Only 10 of those beds at a time are reserved for homeless women who work.

The rest of the beds are distributed to guests who are able to be at the shelter between 3:00 p.m. and 4:00 p.m. every day.

Working women who can't be at the shelter at that time aren't given beds.  They can sign up for the waiting list, of months or years, for one of the 10 saved beds for working women.

That is why there are homeless, working women who sleep at the airport and the train station, while homeless women who don't work and who aren't elderly, ill or disabled can more or less count on having beds to sleep in.  That doesn't mean that all of the elderly, ill or disabled always have beds to sleep in; if they're not able to be at the shelter at the time imposed by the shelter, or if they're not in the groups of people called by the staff who are distributing beds, they don't have beds, either.  

This is one of the many ways in which the Pine Street Inn's administration thwarts the efforts of people who are trying to be productive, although the shelter's administration continues to maintain the condescending attitude toward the homeless that all homeless shelters have, that if we don't have housing, it's because we want everyone else to do the work for us.  All we do is annoy the shelter's administration by saying "Why can't all the working people have beds," and "Why are you trying to prevent me from getting a lawyer?"  
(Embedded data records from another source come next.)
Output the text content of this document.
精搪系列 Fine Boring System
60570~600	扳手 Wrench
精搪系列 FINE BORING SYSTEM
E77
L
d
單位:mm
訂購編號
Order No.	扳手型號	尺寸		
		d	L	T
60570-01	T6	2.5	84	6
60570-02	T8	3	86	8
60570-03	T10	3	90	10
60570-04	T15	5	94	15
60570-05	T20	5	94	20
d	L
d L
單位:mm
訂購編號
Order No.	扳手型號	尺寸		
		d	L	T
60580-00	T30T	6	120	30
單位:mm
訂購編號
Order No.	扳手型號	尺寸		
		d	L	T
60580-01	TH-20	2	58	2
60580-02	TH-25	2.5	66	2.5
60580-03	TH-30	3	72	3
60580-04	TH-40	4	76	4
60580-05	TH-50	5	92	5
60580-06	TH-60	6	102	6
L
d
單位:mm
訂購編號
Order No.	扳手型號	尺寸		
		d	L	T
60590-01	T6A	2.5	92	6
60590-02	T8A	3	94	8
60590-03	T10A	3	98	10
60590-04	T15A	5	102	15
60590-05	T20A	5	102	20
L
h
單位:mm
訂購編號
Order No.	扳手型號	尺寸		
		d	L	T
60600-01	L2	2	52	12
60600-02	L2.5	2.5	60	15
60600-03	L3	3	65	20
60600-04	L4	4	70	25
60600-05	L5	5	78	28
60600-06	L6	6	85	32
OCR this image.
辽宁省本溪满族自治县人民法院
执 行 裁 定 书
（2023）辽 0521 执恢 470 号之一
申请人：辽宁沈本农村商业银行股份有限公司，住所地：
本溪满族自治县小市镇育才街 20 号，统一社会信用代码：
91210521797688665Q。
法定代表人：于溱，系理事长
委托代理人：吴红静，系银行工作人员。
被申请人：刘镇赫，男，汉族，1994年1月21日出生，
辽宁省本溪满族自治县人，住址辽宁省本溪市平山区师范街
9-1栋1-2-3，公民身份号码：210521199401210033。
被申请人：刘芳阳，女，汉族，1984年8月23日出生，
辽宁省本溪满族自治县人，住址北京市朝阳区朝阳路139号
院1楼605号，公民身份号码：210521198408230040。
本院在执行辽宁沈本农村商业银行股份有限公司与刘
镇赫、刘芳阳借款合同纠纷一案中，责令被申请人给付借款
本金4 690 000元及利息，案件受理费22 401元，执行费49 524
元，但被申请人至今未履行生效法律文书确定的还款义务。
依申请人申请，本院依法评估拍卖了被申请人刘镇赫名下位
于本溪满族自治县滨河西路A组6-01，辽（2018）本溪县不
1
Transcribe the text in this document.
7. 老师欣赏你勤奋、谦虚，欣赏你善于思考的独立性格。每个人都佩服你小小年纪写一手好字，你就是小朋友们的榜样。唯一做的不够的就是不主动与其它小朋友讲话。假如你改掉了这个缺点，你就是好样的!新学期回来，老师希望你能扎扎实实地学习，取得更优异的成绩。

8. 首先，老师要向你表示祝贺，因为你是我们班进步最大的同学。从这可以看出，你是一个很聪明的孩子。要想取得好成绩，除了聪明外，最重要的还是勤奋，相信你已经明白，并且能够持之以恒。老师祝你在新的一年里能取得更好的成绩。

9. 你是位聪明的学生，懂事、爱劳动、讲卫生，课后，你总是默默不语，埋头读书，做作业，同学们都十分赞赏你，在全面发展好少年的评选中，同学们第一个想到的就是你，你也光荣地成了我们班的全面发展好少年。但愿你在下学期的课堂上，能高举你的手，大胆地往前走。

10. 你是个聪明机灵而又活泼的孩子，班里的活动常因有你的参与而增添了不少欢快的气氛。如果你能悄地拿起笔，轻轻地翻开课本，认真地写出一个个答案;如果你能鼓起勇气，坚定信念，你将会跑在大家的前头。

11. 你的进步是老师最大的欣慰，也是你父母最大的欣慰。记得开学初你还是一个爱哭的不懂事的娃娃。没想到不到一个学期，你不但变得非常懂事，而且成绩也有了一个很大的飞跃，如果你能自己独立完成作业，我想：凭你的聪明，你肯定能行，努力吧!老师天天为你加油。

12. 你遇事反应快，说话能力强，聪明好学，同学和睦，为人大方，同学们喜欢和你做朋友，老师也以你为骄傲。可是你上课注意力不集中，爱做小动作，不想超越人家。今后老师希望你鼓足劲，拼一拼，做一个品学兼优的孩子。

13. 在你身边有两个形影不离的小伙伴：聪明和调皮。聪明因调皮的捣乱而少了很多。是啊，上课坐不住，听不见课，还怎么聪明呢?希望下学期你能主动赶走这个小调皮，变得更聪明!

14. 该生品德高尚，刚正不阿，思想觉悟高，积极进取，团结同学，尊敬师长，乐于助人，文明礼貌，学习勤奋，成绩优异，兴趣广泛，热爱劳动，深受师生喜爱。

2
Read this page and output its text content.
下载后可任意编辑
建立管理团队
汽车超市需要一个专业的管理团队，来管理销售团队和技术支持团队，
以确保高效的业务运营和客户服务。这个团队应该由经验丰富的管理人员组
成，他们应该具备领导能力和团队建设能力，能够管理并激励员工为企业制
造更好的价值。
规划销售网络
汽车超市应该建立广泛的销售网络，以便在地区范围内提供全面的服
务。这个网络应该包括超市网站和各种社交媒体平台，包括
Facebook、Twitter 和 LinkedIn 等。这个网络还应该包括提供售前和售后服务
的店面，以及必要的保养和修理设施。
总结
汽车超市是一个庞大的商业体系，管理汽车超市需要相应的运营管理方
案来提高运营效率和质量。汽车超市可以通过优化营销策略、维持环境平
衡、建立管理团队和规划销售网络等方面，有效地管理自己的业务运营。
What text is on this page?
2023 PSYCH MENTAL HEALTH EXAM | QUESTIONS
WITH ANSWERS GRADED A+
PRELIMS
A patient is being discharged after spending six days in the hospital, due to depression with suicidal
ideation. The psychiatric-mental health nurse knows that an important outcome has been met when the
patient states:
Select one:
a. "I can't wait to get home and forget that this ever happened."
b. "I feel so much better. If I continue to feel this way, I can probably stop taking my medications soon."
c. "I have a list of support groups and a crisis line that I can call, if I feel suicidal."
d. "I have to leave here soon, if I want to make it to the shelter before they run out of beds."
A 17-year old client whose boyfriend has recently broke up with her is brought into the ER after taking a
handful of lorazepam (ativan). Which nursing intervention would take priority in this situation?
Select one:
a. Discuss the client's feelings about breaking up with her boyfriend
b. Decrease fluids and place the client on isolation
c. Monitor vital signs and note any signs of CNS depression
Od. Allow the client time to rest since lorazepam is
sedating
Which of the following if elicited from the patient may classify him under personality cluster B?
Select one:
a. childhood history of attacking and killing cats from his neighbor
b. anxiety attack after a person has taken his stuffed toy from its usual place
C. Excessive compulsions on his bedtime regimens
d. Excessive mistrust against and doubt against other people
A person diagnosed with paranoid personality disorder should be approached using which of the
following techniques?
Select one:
Somehow, I have talked my way into having a saved bed and a late curfew.  I'm not sure how, or why they haven't taken it from me.  Maybe there's some empathy for me.  Maybe the administration is afraid of me because I have a blog.  Maybe the administration is afraid of me because of all of the times that I was harassed by employees while the administration did nothing.  Maybe it's because I'm white and articulate.  

Although I am at the top of the food chain at the shelter, that is as far as the administration wants me to be able to advance.  The administration does not want me to have a lawyer who could help me with the barriers to housing that being illegally evicted in retaliation for objecting to being criminally victimized by voyeurism in two apartments in a row have inflicted on me, or with all of the other things for which a lawyer would be helpful.